Originally, the study of the monstrous was known as teratology. More recently, this term has been limited to mean the study of birth defects, thereby removing elements of the mythical or magical. Importantly, however, not all mutants arise merely from congenital events. Freakish forms may also result from accident (any disfiguring trauma) or illness (advanced leprosy). They may be a result of toxic exposures to chemicals (phocomelia from thalidomide) or excess radioactivity. Freaks may also be self-made via procedures such as elective surgery and tattooing. They may also be created unexpectedly, as from an operative procedure gone awry or via the new and unpredictable frontier of transgenic manipulations.

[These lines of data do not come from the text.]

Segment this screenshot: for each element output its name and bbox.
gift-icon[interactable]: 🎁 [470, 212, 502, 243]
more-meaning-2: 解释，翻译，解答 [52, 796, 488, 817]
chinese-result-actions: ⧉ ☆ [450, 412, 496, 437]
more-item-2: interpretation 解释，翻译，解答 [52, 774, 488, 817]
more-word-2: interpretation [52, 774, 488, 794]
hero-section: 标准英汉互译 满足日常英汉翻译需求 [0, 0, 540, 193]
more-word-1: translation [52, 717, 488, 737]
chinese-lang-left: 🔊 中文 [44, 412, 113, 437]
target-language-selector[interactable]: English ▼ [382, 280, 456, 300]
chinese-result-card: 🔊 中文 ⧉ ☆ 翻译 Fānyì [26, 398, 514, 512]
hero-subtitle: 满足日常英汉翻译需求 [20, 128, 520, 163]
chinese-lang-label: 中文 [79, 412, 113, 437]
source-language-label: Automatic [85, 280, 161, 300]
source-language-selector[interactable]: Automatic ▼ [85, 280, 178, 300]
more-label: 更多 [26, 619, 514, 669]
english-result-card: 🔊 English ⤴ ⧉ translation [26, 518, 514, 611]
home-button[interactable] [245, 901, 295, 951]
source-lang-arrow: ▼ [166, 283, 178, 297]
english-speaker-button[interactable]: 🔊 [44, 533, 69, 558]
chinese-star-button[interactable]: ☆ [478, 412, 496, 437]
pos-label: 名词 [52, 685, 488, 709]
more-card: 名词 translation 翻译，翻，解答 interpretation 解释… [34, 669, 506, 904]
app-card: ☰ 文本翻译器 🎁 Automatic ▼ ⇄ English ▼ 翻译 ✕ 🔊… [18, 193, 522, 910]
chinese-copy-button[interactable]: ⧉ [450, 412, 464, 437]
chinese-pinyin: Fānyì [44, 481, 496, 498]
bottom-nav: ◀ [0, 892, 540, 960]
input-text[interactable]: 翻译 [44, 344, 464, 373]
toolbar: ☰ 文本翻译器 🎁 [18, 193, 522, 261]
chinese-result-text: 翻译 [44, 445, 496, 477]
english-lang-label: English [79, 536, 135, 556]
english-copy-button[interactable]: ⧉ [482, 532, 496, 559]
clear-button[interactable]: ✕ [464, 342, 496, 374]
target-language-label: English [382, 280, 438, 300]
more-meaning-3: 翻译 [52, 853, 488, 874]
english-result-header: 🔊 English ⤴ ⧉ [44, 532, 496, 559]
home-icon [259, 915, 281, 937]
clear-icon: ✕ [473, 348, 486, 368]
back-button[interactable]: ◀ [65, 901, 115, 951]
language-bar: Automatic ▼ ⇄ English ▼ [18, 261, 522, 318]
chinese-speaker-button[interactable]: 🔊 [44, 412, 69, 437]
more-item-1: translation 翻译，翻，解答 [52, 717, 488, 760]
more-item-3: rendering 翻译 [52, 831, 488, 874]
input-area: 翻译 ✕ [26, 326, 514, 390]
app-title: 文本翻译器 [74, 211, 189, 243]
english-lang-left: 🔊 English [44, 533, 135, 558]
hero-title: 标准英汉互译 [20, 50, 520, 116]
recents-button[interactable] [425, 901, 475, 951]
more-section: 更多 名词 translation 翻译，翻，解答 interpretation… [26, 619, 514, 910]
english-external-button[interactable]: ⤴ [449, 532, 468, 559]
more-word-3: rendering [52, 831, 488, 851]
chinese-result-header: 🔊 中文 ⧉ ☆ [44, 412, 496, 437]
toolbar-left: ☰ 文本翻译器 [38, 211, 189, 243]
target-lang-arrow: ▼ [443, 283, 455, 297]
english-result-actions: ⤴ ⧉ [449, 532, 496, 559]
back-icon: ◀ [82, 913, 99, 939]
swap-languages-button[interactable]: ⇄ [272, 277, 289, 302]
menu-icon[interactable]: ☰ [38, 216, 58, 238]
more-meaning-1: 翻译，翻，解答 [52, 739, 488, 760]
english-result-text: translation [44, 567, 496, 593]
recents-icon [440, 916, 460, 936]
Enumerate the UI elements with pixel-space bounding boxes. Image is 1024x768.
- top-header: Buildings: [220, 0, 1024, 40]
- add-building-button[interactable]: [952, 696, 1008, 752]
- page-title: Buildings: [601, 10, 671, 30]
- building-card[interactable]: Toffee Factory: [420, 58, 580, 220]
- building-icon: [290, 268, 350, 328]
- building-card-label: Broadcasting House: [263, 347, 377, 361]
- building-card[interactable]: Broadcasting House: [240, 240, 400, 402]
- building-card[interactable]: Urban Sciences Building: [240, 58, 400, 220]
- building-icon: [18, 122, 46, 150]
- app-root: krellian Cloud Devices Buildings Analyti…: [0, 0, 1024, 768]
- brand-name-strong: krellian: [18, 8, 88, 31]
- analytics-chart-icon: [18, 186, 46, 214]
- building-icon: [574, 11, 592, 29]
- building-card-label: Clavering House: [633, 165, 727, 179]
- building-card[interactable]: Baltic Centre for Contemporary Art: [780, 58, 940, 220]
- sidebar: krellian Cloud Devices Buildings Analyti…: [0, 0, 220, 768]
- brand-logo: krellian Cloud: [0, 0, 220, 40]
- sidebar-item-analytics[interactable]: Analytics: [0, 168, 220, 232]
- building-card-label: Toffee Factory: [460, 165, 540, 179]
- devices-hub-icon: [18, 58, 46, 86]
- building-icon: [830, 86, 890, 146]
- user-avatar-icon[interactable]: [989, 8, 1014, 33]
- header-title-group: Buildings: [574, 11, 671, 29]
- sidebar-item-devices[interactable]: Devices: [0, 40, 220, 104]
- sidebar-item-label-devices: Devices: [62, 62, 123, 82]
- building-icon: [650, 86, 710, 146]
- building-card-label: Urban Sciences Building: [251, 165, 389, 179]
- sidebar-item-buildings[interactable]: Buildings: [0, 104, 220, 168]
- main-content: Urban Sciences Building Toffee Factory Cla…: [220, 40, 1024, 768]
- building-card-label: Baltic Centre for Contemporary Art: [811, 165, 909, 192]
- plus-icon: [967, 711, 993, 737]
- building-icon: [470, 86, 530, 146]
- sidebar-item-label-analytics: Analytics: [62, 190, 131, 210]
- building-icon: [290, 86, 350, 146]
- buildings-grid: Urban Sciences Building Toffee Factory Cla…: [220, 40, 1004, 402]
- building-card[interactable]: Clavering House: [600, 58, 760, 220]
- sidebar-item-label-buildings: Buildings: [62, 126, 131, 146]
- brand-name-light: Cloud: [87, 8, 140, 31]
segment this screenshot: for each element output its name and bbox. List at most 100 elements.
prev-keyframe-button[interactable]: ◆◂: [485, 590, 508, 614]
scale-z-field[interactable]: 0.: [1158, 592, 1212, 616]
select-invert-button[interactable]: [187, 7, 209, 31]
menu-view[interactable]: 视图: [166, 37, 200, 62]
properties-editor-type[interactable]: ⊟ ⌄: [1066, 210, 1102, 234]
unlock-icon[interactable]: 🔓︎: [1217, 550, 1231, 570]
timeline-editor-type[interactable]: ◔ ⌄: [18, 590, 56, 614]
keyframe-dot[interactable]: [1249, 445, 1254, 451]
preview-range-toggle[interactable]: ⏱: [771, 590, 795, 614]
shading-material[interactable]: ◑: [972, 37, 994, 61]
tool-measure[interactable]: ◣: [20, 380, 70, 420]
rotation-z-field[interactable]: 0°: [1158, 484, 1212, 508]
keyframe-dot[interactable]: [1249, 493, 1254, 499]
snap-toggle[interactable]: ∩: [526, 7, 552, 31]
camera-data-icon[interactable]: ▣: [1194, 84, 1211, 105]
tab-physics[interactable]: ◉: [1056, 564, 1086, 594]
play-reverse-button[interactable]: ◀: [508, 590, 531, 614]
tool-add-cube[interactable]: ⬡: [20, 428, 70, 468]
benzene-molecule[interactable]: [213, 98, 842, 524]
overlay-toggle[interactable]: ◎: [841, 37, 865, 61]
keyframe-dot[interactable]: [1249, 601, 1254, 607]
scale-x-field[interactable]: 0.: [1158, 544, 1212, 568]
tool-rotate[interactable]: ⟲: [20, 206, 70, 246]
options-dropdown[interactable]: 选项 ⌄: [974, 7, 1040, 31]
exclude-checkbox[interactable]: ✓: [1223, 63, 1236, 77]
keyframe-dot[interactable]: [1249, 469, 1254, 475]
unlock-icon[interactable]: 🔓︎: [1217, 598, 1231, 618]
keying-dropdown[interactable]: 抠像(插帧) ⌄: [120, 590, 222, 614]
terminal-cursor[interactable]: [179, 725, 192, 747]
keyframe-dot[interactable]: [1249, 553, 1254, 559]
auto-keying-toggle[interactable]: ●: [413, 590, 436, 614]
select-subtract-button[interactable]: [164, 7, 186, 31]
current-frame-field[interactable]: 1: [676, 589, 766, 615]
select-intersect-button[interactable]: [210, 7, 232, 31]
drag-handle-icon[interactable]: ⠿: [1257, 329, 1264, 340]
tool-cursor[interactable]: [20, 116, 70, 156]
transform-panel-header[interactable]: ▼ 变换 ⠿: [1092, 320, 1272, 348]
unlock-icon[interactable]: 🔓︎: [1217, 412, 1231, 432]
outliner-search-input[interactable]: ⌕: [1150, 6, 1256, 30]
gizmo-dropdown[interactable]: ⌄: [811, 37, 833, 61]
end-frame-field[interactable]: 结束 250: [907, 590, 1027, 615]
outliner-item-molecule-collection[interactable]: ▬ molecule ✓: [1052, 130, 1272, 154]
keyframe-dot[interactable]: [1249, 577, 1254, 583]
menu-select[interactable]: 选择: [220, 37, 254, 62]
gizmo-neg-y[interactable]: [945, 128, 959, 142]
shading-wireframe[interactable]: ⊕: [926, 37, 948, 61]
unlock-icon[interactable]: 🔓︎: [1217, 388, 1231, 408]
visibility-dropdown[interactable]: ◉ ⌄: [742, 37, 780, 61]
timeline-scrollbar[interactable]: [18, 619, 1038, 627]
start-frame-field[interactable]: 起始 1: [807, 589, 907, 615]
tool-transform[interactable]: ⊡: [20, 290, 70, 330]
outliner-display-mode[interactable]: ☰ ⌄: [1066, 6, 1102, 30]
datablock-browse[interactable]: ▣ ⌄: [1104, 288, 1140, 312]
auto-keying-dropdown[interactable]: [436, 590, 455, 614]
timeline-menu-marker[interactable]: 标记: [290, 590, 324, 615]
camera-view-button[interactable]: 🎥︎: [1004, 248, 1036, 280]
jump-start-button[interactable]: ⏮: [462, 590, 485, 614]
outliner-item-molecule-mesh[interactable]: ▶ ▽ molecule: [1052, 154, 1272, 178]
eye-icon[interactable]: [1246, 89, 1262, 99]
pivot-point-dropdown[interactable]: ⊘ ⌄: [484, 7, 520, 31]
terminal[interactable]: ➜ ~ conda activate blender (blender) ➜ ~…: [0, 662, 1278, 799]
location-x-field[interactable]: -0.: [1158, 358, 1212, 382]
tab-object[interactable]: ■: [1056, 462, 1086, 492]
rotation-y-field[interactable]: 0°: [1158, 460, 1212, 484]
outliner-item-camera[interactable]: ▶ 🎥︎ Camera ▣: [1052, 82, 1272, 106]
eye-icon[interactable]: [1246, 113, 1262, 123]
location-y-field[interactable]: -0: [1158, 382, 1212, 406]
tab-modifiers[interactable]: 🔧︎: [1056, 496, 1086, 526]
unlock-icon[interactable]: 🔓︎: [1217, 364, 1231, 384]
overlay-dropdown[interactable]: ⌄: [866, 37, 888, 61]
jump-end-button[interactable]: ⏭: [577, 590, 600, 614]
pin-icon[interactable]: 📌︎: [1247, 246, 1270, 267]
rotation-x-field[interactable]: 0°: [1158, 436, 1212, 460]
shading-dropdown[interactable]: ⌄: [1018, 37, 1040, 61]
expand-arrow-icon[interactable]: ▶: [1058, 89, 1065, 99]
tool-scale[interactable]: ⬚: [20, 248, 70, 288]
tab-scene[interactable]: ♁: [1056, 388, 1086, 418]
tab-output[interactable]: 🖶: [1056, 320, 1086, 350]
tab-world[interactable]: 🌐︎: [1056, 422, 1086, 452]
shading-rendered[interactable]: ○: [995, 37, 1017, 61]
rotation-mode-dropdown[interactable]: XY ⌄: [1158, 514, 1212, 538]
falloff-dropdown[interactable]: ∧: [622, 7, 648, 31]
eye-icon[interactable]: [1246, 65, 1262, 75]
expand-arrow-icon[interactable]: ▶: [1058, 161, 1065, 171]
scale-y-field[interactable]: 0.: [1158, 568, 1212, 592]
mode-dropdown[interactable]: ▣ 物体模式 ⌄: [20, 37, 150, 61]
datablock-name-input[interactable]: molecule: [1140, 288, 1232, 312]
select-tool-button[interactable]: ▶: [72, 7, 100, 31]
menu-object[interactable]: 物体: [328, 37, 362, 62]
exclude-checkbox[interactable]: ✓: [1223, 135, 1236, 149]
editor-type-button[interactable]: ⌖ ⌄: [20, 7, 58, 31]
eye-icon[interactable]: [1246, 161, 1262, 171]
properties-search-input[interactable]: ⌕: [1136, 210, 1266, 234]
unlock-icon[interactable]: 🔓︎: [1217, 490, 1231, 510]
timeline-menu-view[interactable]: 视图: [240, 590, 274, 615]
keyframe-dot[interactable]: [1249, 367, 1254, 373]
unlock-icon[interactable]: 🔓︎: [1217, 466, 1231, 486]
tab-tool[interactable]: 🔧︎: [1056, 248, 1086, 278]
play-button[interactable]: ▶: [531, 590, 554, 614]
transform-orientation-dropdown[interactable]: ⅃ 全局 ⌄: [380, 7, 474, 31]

What, then, does it mean to be “abnormal”? The definition is both chronologically and culturally dynamic. The contexts of religion, science, and philosophy all inform the socially constructed ideas of deviance. Thus, the history of societal attitudes toward mutants reflects the myriad cultural influences that are so important to anthropology.

Antiquity

Monstrous races and beings have been cited since antiquity. Greek,Scandinavian, and Asian mythologies rendered tales of beasts with fantastic skills and/or outlandish proportions. Debate over the origins of these creatures has often focused on whether the images might be based on some remote fact, on pure fancy, or perhaps on both. Pliny the Elder, in his influential book Natural History, catalogued hundreds of bizarre creatures culled from the existing texts of the times. The Cynocephali, for example, were a race with dog-faced heads on human torsos. Could these animals have derived from crude descriptions of real humans with exaggerated facial slopes, hypertrichosis, or elongated noses?Alternatively, many of Pliny's other eclectic entities might well have sprung simply from a vivid imagination and an interest in a good story.

During this pre-Christian era, most true birth deformities were ascribed to the supernatural, and explanations abounded. Abnormal infants could be thought to be the result of an inauspicious copulation, perhaps involving the descent of an incubus, or merely of bestial relations. Even if the fertilizing union were pure, however, a developing fetus might be altered, positively or negatively, by environmental influences such as eclipses, comets, and floods. A related concept, propagated through the next several centuries, was the theory of maternal impressions. According to this theory, a trauma or fright to the mother would then transfer to the embryo. Even self-induced maternal imagination or dreams might have an effect. Later investigators soon discounted these beliefs, although the understanding of teratological nutritional and toxic exposures (e.g., thalidomide, alcohol) has advanced.